First order plot of hydrolysis of OP and VA (4 mg%) with o.1 M NaOH.

Different parameters that affect the rate of the reaction were studied. The temperature dependence and effect of base strength on OP and VA degradation was studied by conducting the reaction at different temperatures using different base strengths (Fig. 6). At each temperature, the rate constant and t_1/2 were calculated. It was concluded that as the temperature increased, the rate of hydrolysis also increased, with a decrease noted in the t_1/2 (Table 5).
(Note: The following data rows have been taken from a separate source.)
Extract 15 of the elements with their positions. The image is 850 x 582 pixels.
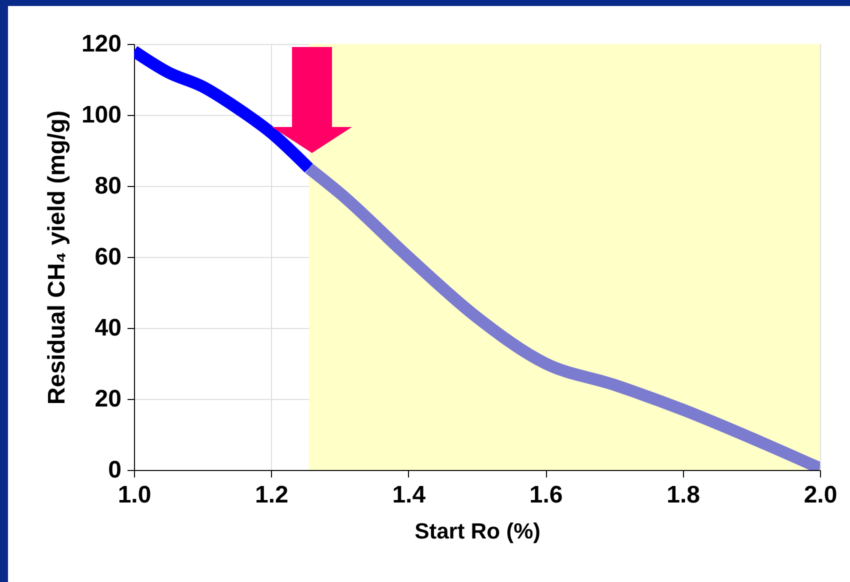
y-tick-label: 20 xyxy=(94,386,122,412)
y-axis-title: Residual CH₄ yield (mg/g) xyxy=(43,110,70,405)
y-tick-label: 100 xyxy=(81,102,122,128)
x-tick-label: 1.2 xyxy=(255,482,288,508)
y-tick-label: 60 xyxy=(94,244,122,270)
y-tick-label: 40 xyxy=(94,314,122,342)
y-tick-label: 0 xyxy=(108,456,122,484)
x-tick-label: 2.0 xyxy=(804,482,838,508)
x-tick-label: 1.8 xyxy=(666,482,700,508)
x-tick-label: 1.6 xyxy=(529,482,563,508)
y-tick-label: 120 xyxy=(81,30,122,58)
x-axis-title: Start Ro (%) xyxy=(414,518,540,544)
y-tick-label: 80 xyxy=(94,172,122,200)
x-tick-label: 1.4 xyxy=(392,482,426,508)
x-tick-label: 1.0 xyxy=(118,482,152,508)
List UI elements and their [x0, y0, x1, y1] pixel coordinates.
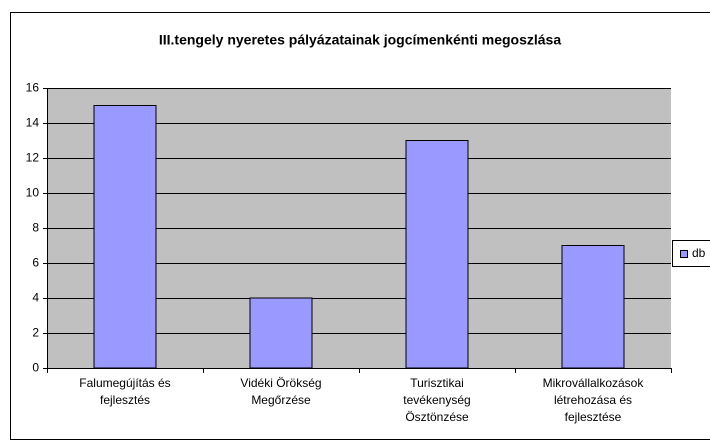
y-tick-label: 2	[32, 326, 39, 340]
y-tick-label: 6	[32, 256, 39, 270]
y-tick-label: 12	[26, 151, 40, 165]
y-tick-label: 14	[26, 116, 40, 130]
legend-box	[672, 240, 710, 267]
bar	[405, 140, 469, 369]
x-tick-label: fejlesztés	[100, 393, 150, 407]
chart-title: III.tengely nyeretes pályázatainak jogcí…	[159, 32, 561, 48]
x-tick-label: Megőrzése	[251, 393, 311, 407]
legend-swatch	[680, 250, 688, 258]
x-tick-label: tevékenység	[403, 393, 470, 407]
y-tick-label: 0	[32, 361, 39, 375]
bar	[561, 245, 625, 369]
x-tick-label: Falumegújítás és	[79, 376, 170, 390]
legend-label: db	[692, 246, 706, 260]
x-tick-label: Turisztikai	[410, 376, 464, 390]
y-tick-label: 10	[26, 186, 40, 200]
y-tick-label: 8	[32, 221, 39, 235]
x-tick-label: Vidéki Örökség	[240, 376, 321, 390]
x-tick-label: Ösztönzése	[405, 410, 469, 424]
bar	[249, 297, 313, 369]
y-tick-label: 16	[26, 81, 40, 95]
x-tick-label: fejlesztése	[565, 410, 622, 424]
bar	[93, 105, 157, 369]
x-tick-label: létrehozása és	[554, 393, 632, 407]
x-tick-label: Mikrovállalkozások	[543, 376, 645, 390]
y-tick-label: 4	[32, 291, 39, 305]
Also, the energy of activation was determined by calculating the rate constant from the following equation:40

$${\text{Log K}}_2/{\text{K}}_1=\text{Ea}/2.303\text{R}*{\text{T}}_2-{\text{T}}_1/{\text{T}}_2{\text{T}}_1$$ (3)

Figure 6.

First order plot of the hydrolysis of OP and VA (10 mg%) with o.1 M NaOH at different temperature.

Table 5.

Kinetic data of the stress alkaline hydrolysis OP and VA using the proposed HPLC method.
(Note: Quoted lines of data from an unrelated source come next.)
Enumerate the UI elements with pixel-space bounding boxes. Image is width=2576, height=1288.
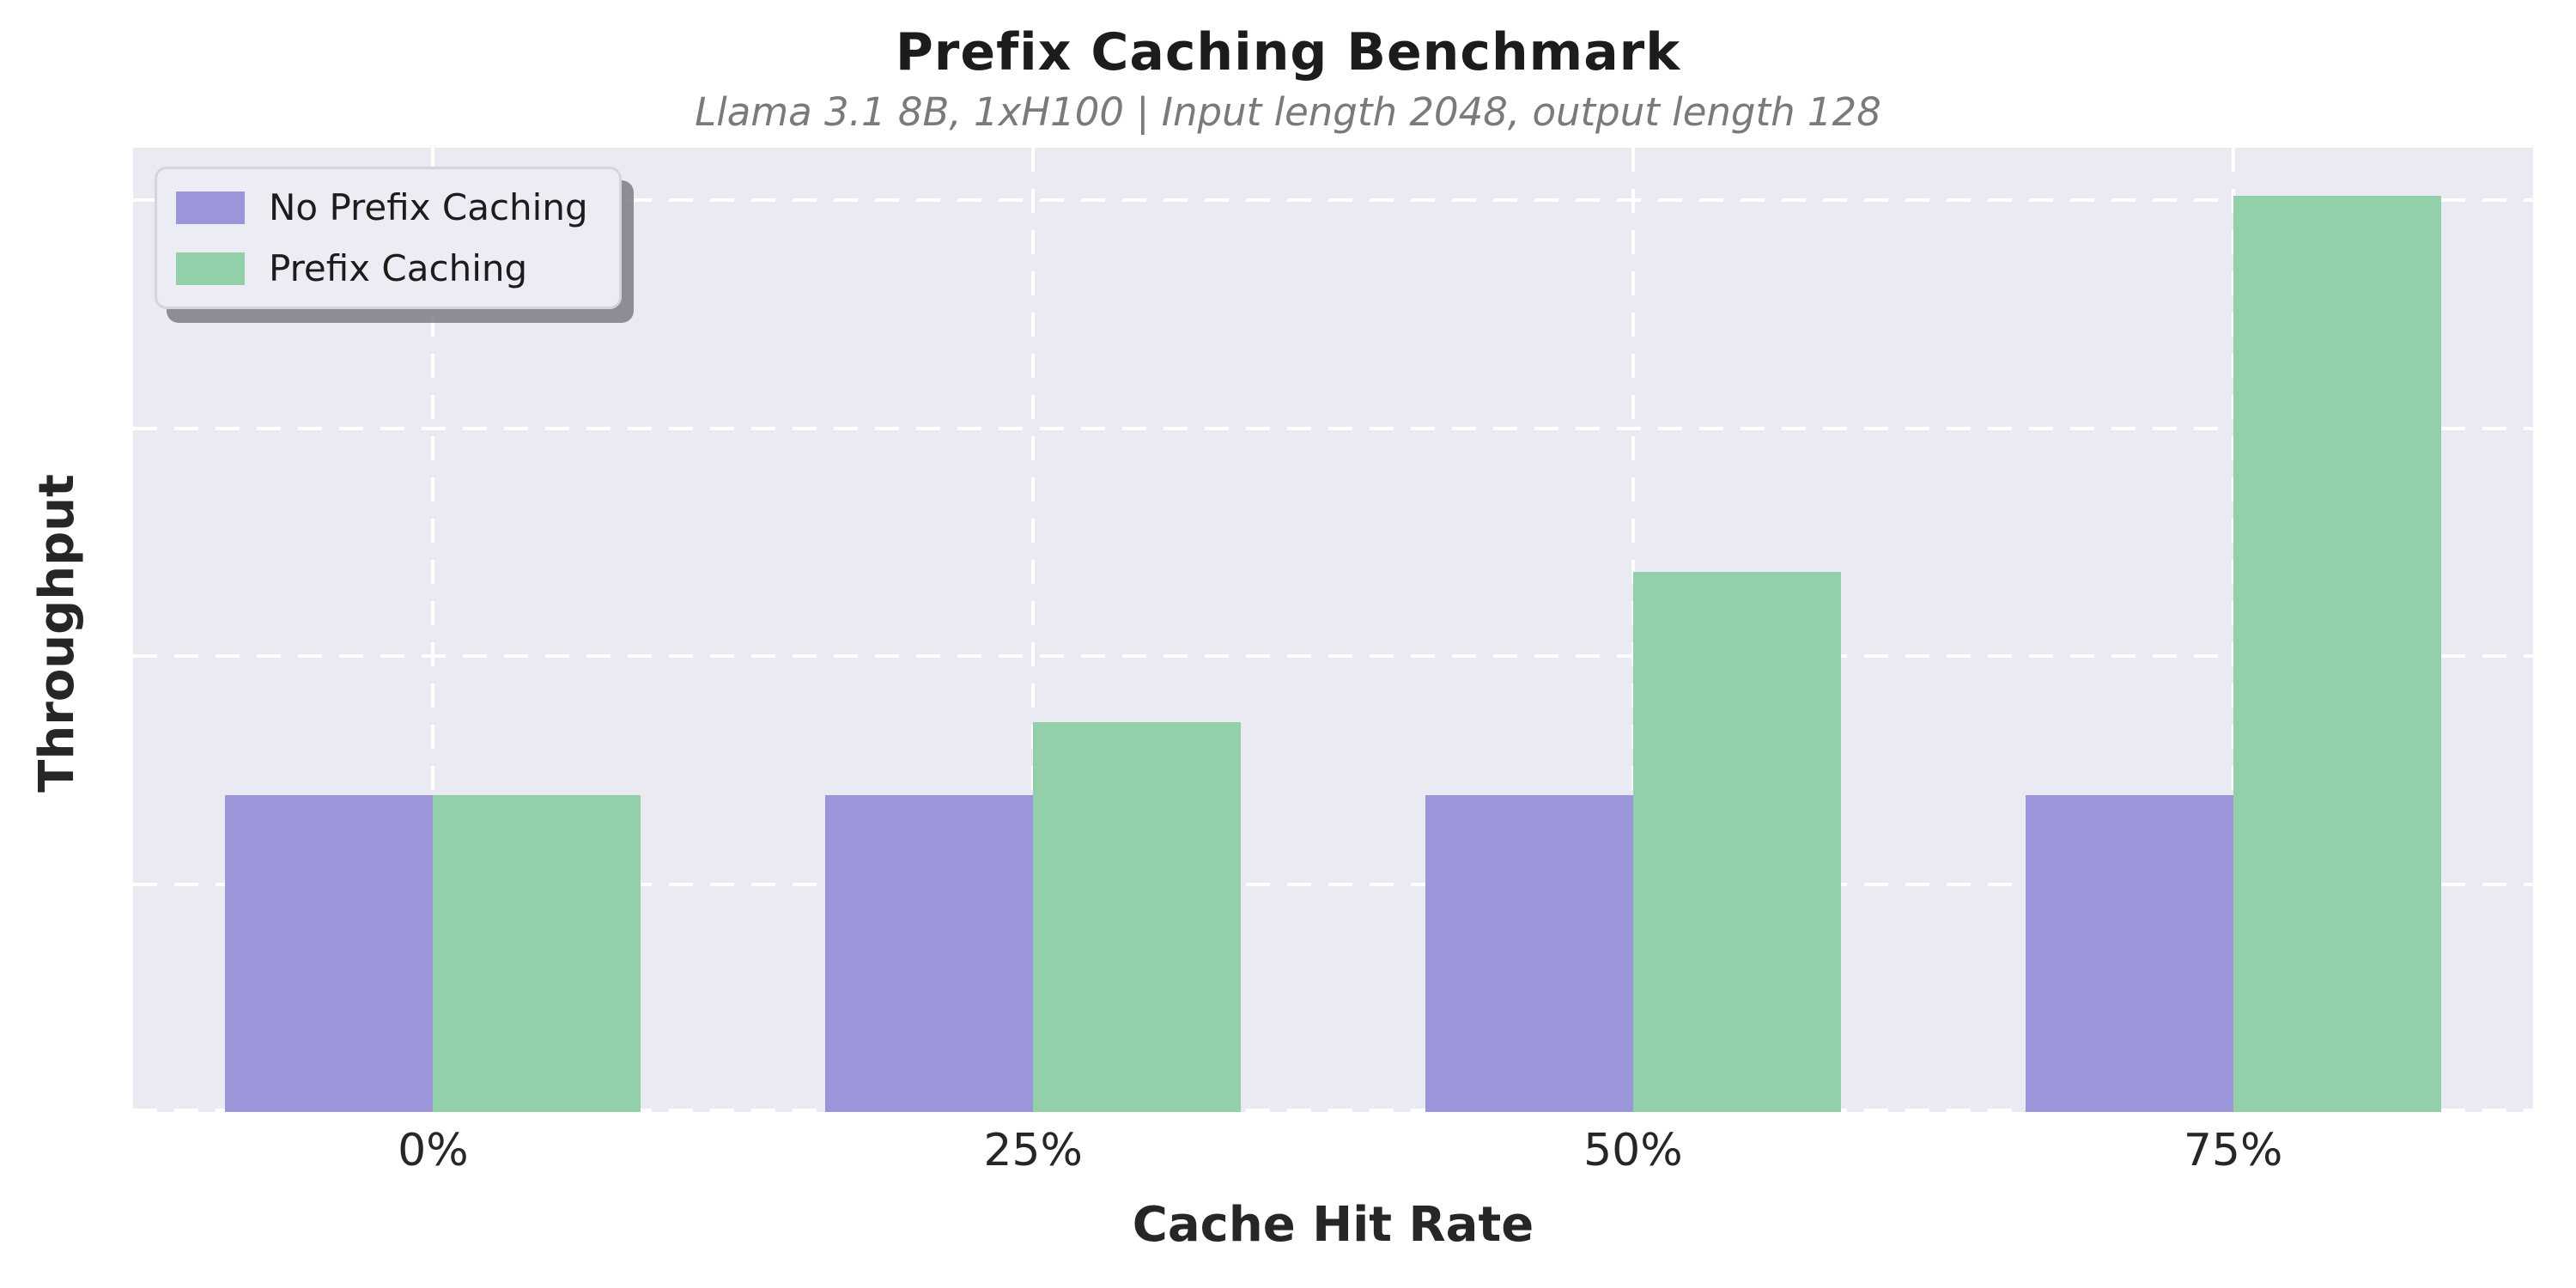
x-gridline [1031,148,1036,1112]
bar-prefix-caching-50% [1632,571,1841,1112]
bar-no-prefix-caching-0% [225,794,434,1112]
legend: No Prefix Caching Prefix Caching [155,167,622,309]
x-tick-label-25%: 25% [983,1125,1083,1176]
legend-label: Prefix Caching [269,247,528,289]
bar-prefix-caching-75% [2233,195,2441,1112]
legend-item-prefix-caching: Prefix Caching [176,247,588,289]
x-gridline [431,148,435,1112]
y-gridline [133,198,2533,203]
bar-no-prefix-caching-75% [2025,794,2233,1112]
legend-label: No Prefix Caching [269,186,588,228]
bar-prefix-caching-0% [433,794,641,1112]
bar-no-prefix-caching-50% [1425,794,1633,1112]
x-tick-label-0%: 0% [398,1125,469,1176]
y-gridline [133,426,2533,430]
legend-swatch-prefix-caching-icon [176,252,245,285]
chart-title: Prefix Caching Benchmark [895,22,1681,82]
chart-subtitle: Llama 3.1 8B, 1xH100 | Input length 2048… [695,89,1881,135]
legend-swatch-no-prefix-caching-icon [176,191,245,224]
y-gridline [133,882,2533,886]
legend-item-no-prefix-caching: No Prefix Caching [176,186,588,228]
y-axis-label: Throughput [29,474,85,793]
plot-area [133,148,2533,1112]
x-axis-label: Cache Hit Rate [1132,1197,1534,1253]
bar-prefix-caching-25% [1033,722,1242,1112]
y-gridline [133,654,2533,659]
y-gridline [133,1109,2533,1112]
bar-no-prefix-caching-25% [825,794,1034,1112]
x-tick-label-50%: 50% [1583,1125,1683,1176]
x-tick-label-75%: 75% [2183,1125,2283,1176]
STRENGTH OF NAOH	TEMPERATURE (°C)		K(H−1)		T1/2 (H)
	OP	VA	OP	VA	OP	VA
0.1M	Room temp.	Room temp.	0.016	0.062	42.987	11.145
	40	30	0.029	0.058	24.073	11.036
	50	40	0.041	0.074	17.001	9.403
	60	50	0.0578	0.253	11.988	2.736
0.2 M	40	---	0.062	---	11.145	---
	50	---	0.124	---	5.572	---
	60	---	0.168	---	4.122	---
0.3 M	40	---	0.081	---	8.597	---
	50	---	0.120	---	5.787	---
	60	---	0.210	---	3.307	---

Where “Ea” is the activation energy, “T₁” and “T₂” are the two temperatures in Kelvin, “R” is the gas constant, and “k₁” and “k₂” are the rate constants at the two temperatures used. The calculated “Ea” was found to be 30.013 k joule mol⁻¹ and 8.79 k joule mol⁻¹ for OP and VA, respectively. Another factor that affects the rate of the reaction is the base strength of NaOH. Different base strengths were used to study its effect upon the hydrolysis, and it was found that increasing the base strength results in a uniform increase in the rate constant and a decrease in the t_1/2 for OP. It is worth mentioning that attempts to use higher base strengths for VA result in a spontaneous degradation, revealing high instability of the drug towards higher base strengths that was also confirmed by its law value of the activation energy.

Conclusion

The proposed HPLC methods provide simple, sensitive, and specific methods suitable for the quantitative analysis of both drugs in the presence of their degradation products for the routine quality control analysis of OP and VA, either in their pure form or in available pharmaceutical dosage forms, with no interference from the excipients or the degradation product. The reaction kinetic of the degradation was found to be a pseudo first-order reaction under the experiment’s basic stress conditions. Other stress conditions did not affect the drugs investigated. The methods proved that the selectivity, accuracy, and simple mobile phases used provide simple and economic applications, and they reflect suitability for quality control laboratories.